Over the past five years, he has noticed a change in attitudes. “There is an increasing number of people, especially women, who are talking about the issue on the radio or on social media. It’s not a big number but it’s good when you look back to five or six years ago,” he says.
Istiila worked as a journalist, including on the story of Fartun Hassan Ahmed, 13, a girl who bled to death last year after being cut and whose loss was keenly felt by her blind father. “That story touched me. The girl was the right hand of her father,” he says. “I asked him why he submitted her to FGM and he told me his wife had decided and he accepted it. He said if he had refused, his daughter would still be alive.” A few months later, Fartun’s father joined the anti-FGM movement.
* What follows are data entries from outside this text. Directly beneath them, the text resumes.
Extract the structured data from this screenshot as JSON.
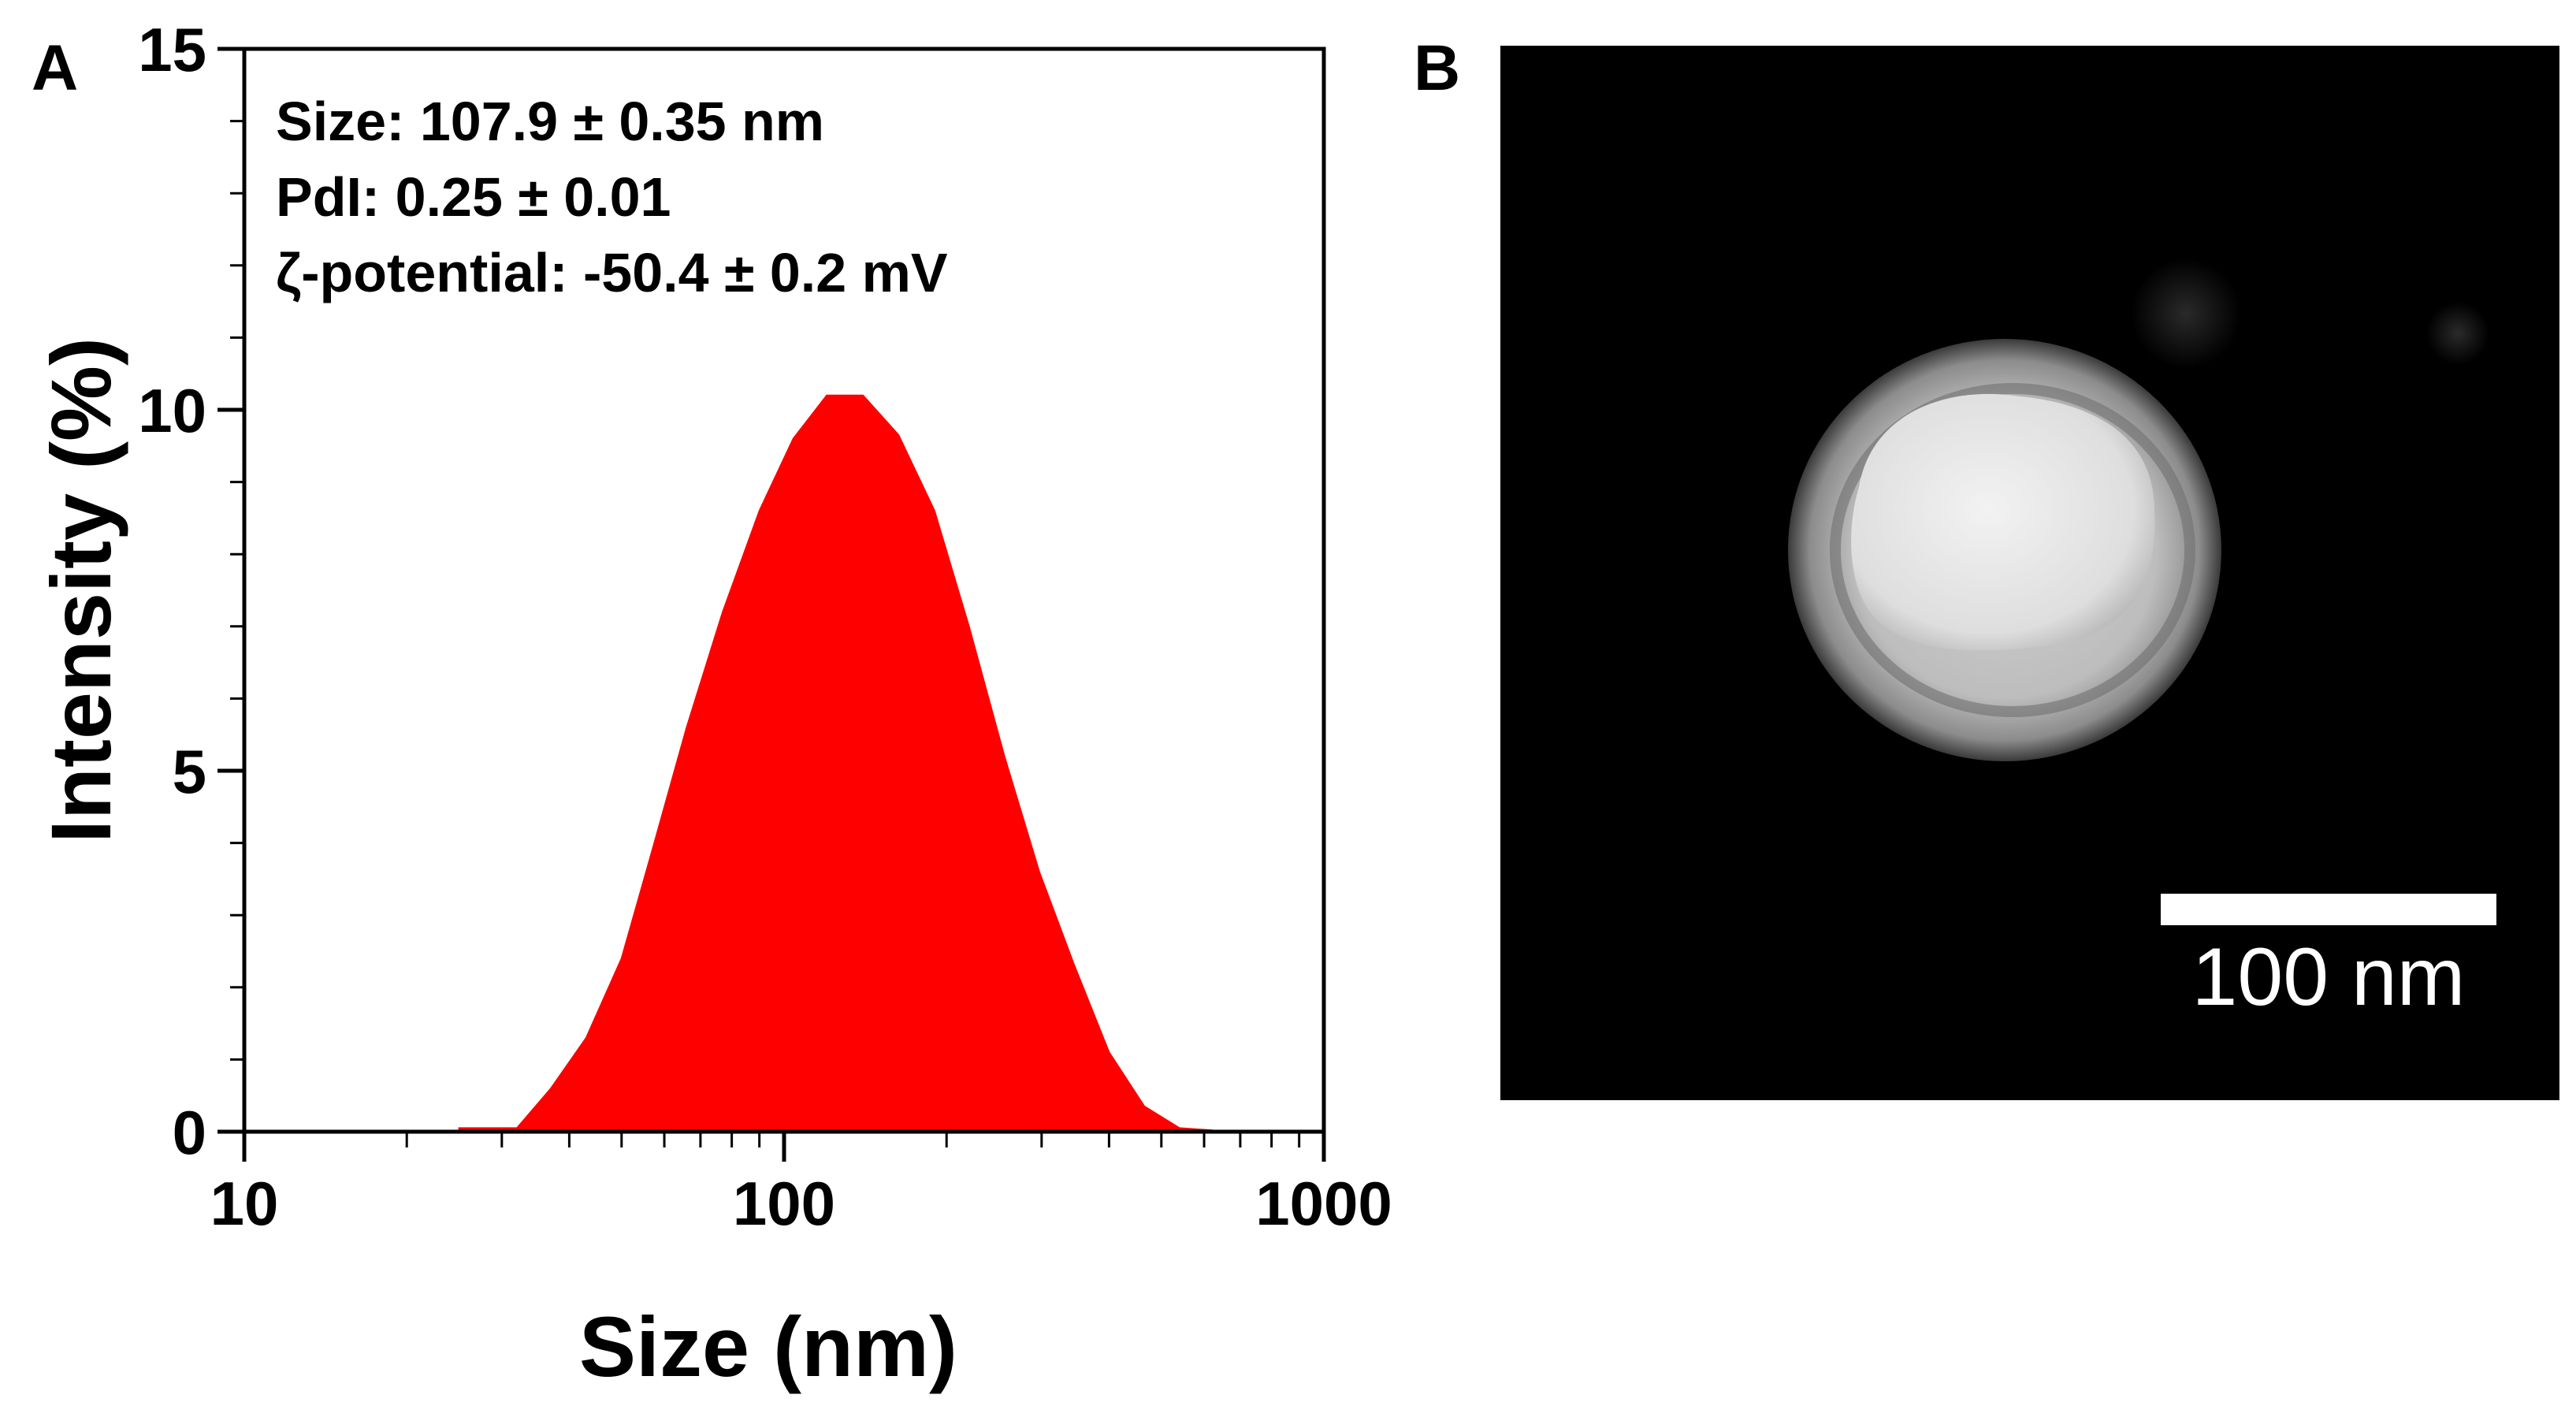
{
  "panels": {
    "a_label": "A",
    "b_label": "B"
  },
  "chart_data": {
    "type": "area",
    "xlabel": "Size  (nm)",
    "ylabel": "Intensity  (%)",
    "x_scale": "log",
    "xlim": [
      10,
      1000
    ],
    "ylim": [
      0,
      15
    ],
    "x_ticks": [
      10,
      100,
      1000
    ],
    "x_tick_labels": [
      "10",
      "100",
      "1000"
    ],
    "y_ticks": [
      0,
      5,
      10,
      15
    ],
    "y_tick_labels": [
      "0",
      "5",
      "10",
      "15"
    ],
    "grid": false,
    "fill_color": "#ff0000",
    "annotations": [
      "Size: 107.9 ± 0.35 nm",
      "PdI: 0.25 ± 0.01",
      "ζ-potential:  -50.4 ± 0.2 mV"
    ],
    "series": [
      {
        "x": [
          25,
          32,
          37,
          43,
          50,
          57,
          66,
          77,
          90,
          104,
          120,
          140,
          163,
          190,
          220,
          256,
          297,
          345,
          400,
          465,
          540,
          620
        ],
        "y": [
          0.05,
          0.05,
          0.6,
          1.3,
          2.4,
          3.9,
          5.6,
          7.2,
          8.6,
          9.6,
          10.2,
          10.2,
          9.65,
          8.6,
          7.0,
          5.2,
          3.6,
          2.3,
          1.1,
          0.35,
          0.05,
          0.02
        ]
      }
    ]
  },
  "tem_image": {
    "scale_bar_label": "100 nm",
    "background_color": "#000000",
    "particle_color": "#e6e6e6"
  }
}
In Kenya, Jeremiah Kipainoi, 29, an award-winning journalist, thinks the time for raising awareness is over. “There’s no need to keep sensitising people,” he says. “I don’t think there’s anyone who doesn’t know FGM is wrong.”
He points to Kenya’s Female Genital Mutilation Act of 2011, which made FGM punishable by imprisonment or a hefty fine. President Uhuru Kenyatta has pledged to end FGM by 2022. In Kenya, 21% of girls and women aged 15 to 49 have had their genitals mutilated.
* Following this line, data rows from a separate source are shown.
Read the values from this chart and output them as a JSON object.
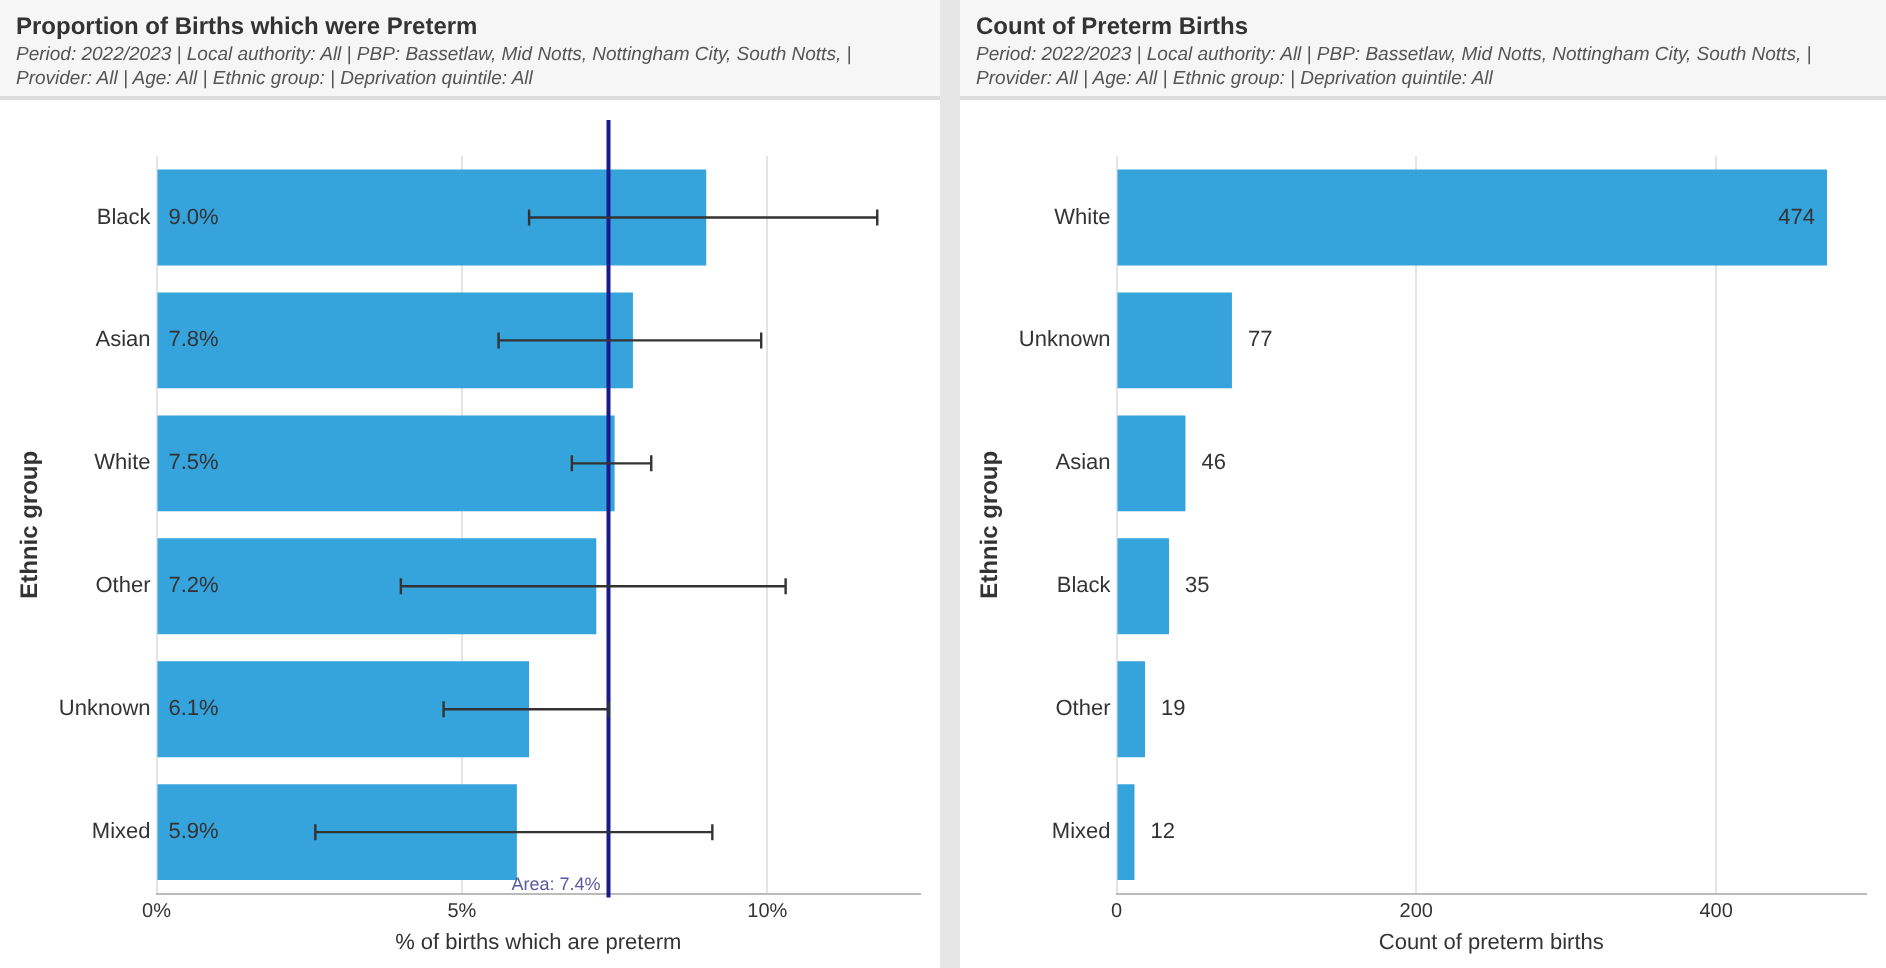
{
  "chart_data": [
    {
      "type": "bar",
      "orientation": "horizontal",
      "title": "Proportion of Births which were Preterm",
      "subtitle": "Period: 2022/2023 | Local authority: All | PBP: Bassetlaw, Mid Notts, Nottingham City, South Notts, | Provider: All | Age: All | Ethnic group: | Deprivation quintile: All",
      "xlabel": "% of births which are preterm",
      "ylabel": "Ethnic group",
      "categories": [
        "Black",
        "Asian",
        "White",
        "Other",
        "Unknown",
        "Mixed"
      ],
      "values": [
        9.0,
        7.8,
        7.5,
        7.2,
        6.1,
        5.9
      ],
      "color": "#35a3dc",
      "value_labels": [
        "9.0%",
        "7.8%",
        "7.5%",
        "7.2%",
        "6.1%",
        "5.9%"
      ],
      "errors": [
        [
          6.1,
          11.8
        ],
        [
          5.6,
          9.9
        ],
        [
          6.8,
          8.1
        ],
        [
          4.0,
          10.3
        ],
        [
          4.7,
          7.4
        ],
        [
          2.6,
          9.1
        ]
      ],
      "xlim": [
        0,
        12.5
      ],
      "xticks": [
        {
          "value": 0,
          "label": "0%"
        },
        {
          "value": 5,
          "label": "5%"
        },
        {
          "value": 10,
          "label": "10%"
        }
      ],
      "ref_lines": [
        {
          "axis": "x",
          "value": 7.4,
          "label": "Area: 7.4%",
          "color": "#1a1a8c"
        }
      ],
      "grid": "x"
    },
    {
      "type": "bar",
      "orientation": "horizontal",
      "title": "Count of Preterm Births",
      "subtitle": "Period: 2022/2023 | Local authority: All | PBP: Bassetlaw, Mid Notts, Nottingham City, South Notts, | Provider: All | Age: All | Ethnic group: | Deprivation quintile: All",
      "xlabel": "Count of preterm births",
      "ylabel": "Ethnic group",
      "categories": [
        "White",
        "Unknown",
        "Asian",
        "Black",
        "Other",
        "Mixed"
      ],
      "values": [
        474,
        77,
        46,
        35,
        19,
        12
      ],
      "color": "#35a3dc",
      "data_labels": true,
      "xlim": [
        0,
        500
      ],
      "xticks": [
        0,
        200,
        400
      ],
      "grid": "x"
    }
  ]
}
Kipainoi is now doing what he calls accountability activism. “FGM is happening,” he says. “I have to task those people who are supposed to prevent it from happening to do their job.”
When the pandemic hit, he started End FGM live, which broadcast over the internet, interviewing officials whose mandate it is to end the practice, and enabling people to directly address their questions and concerns to those in power.
In December, when he heard that hundreds of girls in south-west Kenya had been cut, he called the county commissioner, who was on holiday at the time. “It was a little bit confrontational,” he says, “but from that we were able to get them to act and arrest people.”
Prof Wilberforce Oti, a lecturer and pastor, is similarly determined to end FGM in his native Nigeria. The UN Population Fund estimates 25% of female Nigerians aged 15 to 49 have undergone FGM. The 2015 Violence against Persons (Prohibition) Act makes it a federal offence but it has not been passed in all 36 states and, according to Oti, implementation is low.
Oti’s resolve was sparked by a training session in 2016 for religious leaders. “That was the first time I got deep information about the adverse effects of FGM,” he says. “I began to imagine what my own mother must have gone through. She told me every time she gave birth they had to cut her open. She shared this with me and I found I was going to do everything in my power to not let anybody I know go through this and to stop it happening to as many people as possible.”
He uses his position to talk to traditional rulers, the “custodians of culture and tradition”, and hosts a radio programme, Brand New Me. He says he has seen a drop in support for FGM and in his own state of Ebonyi – statistics suggest prevalence has fallen from 74% in 2013 to 53.2% in 2018; nationwide, prevalence has dropped from 25% to 20%.
Oti is encouraged but doubtful over the UN’s 2030 goal. “If we are going at the pace we are going right now, we will minimise FGM, but this is not the same as eradicating it completely,” he says.
“We are doing our best, but I wish we could do more.”